Not that the defeat should be blamed on De Allende. Far from it. The focus on him is just an acknowledgement that perhaps the real problem faced by the Boks is questionable selection in some areas, with the back three definitely featuring in the argument. The first Ireland try was scored too easily by the hosts winning the aerial battle, and that aspect of their superiority was to feature later in the game too.
This is not the first time the Boks have lost heavily in Dublin of course, and beleaguered coach Allister Coetzee would do well to think back to his last visit to the city as part of a Bok management team. That was in 2006, when the Boks lost heavily but still managed to salvage some pride later on the tour by beating England.
The Boks can do that again but it is questionable that the Boks possess the same strength in leadership that they did then on a tour where the South Africans travelled under-strength. The absence of Serfontein and the appointed captain for the year aside, the Boks aren’t really under-strength now and it is going to require a massive adjustment in the areas that were so cruelly exposed by Ireland, and perhaps to their psyche too. That the Irish might have delivered a telling psychological blow against the Boks was evident when their scrum fell apart later in the game.
This was an area that had been steady early on, with Beast Mtawarira joining Pieter-Steph du Toit in being the most impressive Bok player. Replacement tighthead Wilco Louw showed that perhaps he should have been in the starting team with his performance during the first hour as a replacement for the injured Coenie Oosthuizen. However, Louw is perhaps not quite conditioned enough to play a full 80 minutes, which was effectively what he was expected to do in this game as he was on in the second minute.
You get the sense that the scrum can be fixed and is not really an area of concern.

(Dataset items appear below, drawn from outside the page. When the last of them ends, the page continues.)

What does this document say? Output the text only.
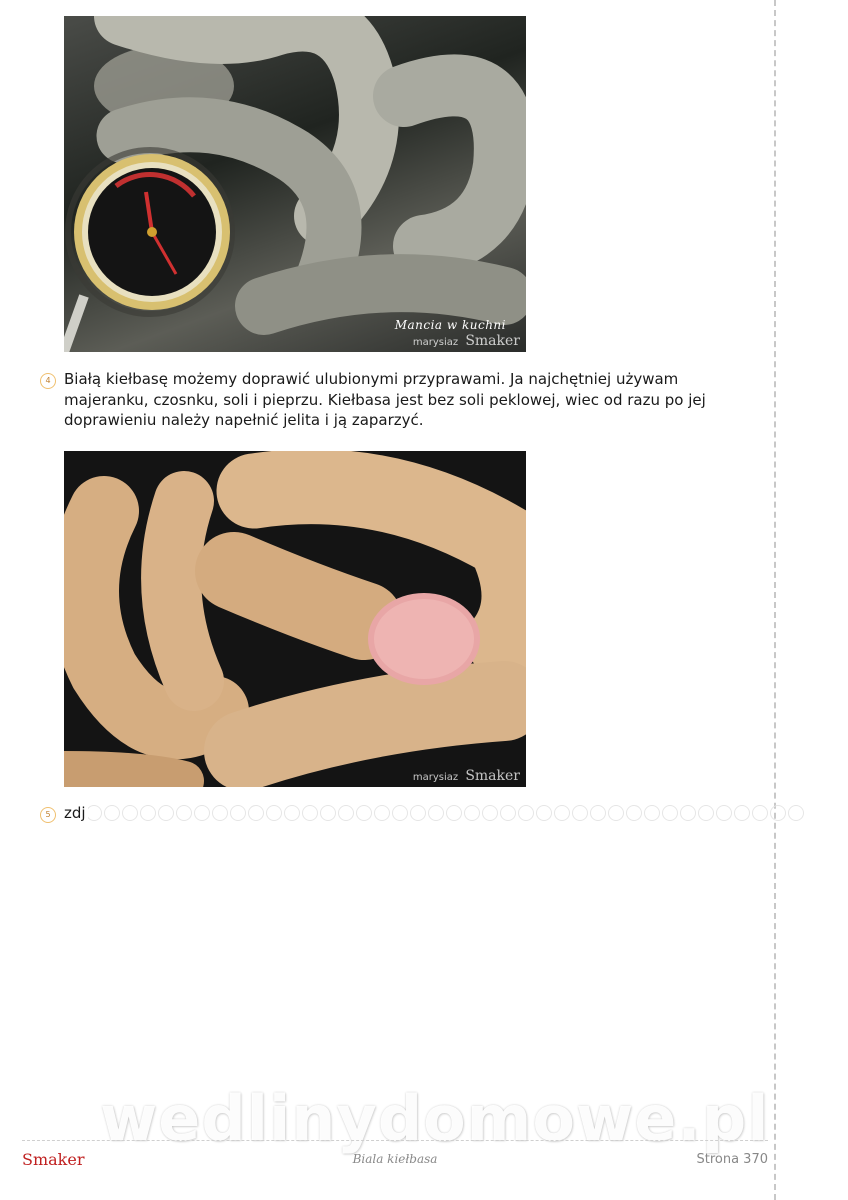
Mancia w kuchni
marysiaz Smaker
4 Białą kiełbasę możemy doprawić ulubionymi przyprawami. Ja najchętniej używam majeranku, czosnku, soli i pieprzu. Kiełbasa jest bez soli peklowej, wiec od razu po jej doprawieniu należy napełnić jelita i ją zaparzyć.
marysiaz Smaker
5 zdj
wedlinydomowe.pl
Smaker	Biala kiełbasa	Strona 370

It has been an area of consistent strength for the Boks, and provided they can recover psychologically from what happened in Dublin, they should pose a threat to the French in Paris this coming weekend.
But what to do with the lack of authority of the halfbacks, the poor all-round kicking game, the weaknesses in the defensive system and that perennial problem posed by lack of physical presence on the wing and at fullback is much more difficult to figure out. Dublin was a massive wake-up call. Remedies will have to be applied in Paris or the tour as a whole could prove a calamitous and negative cap to a year where progress was being made.
There were no redeeming features in Dublin like there were in the 57-0 defeat to the All Blacks in Albany. It was asked after that game if that massive defeat was an aberration rather than an indicator of where the Boks stood. After Newlands it looked as though we’d had the answer, but now it looks like we are back to square one.
It is a fact that the Boks haven’t managed to beat a top ranked team this year, and they’ve now been exposed twice. The remaining matches of this tour are going to be telling when it comes to deciding which direction this Bok team is headed.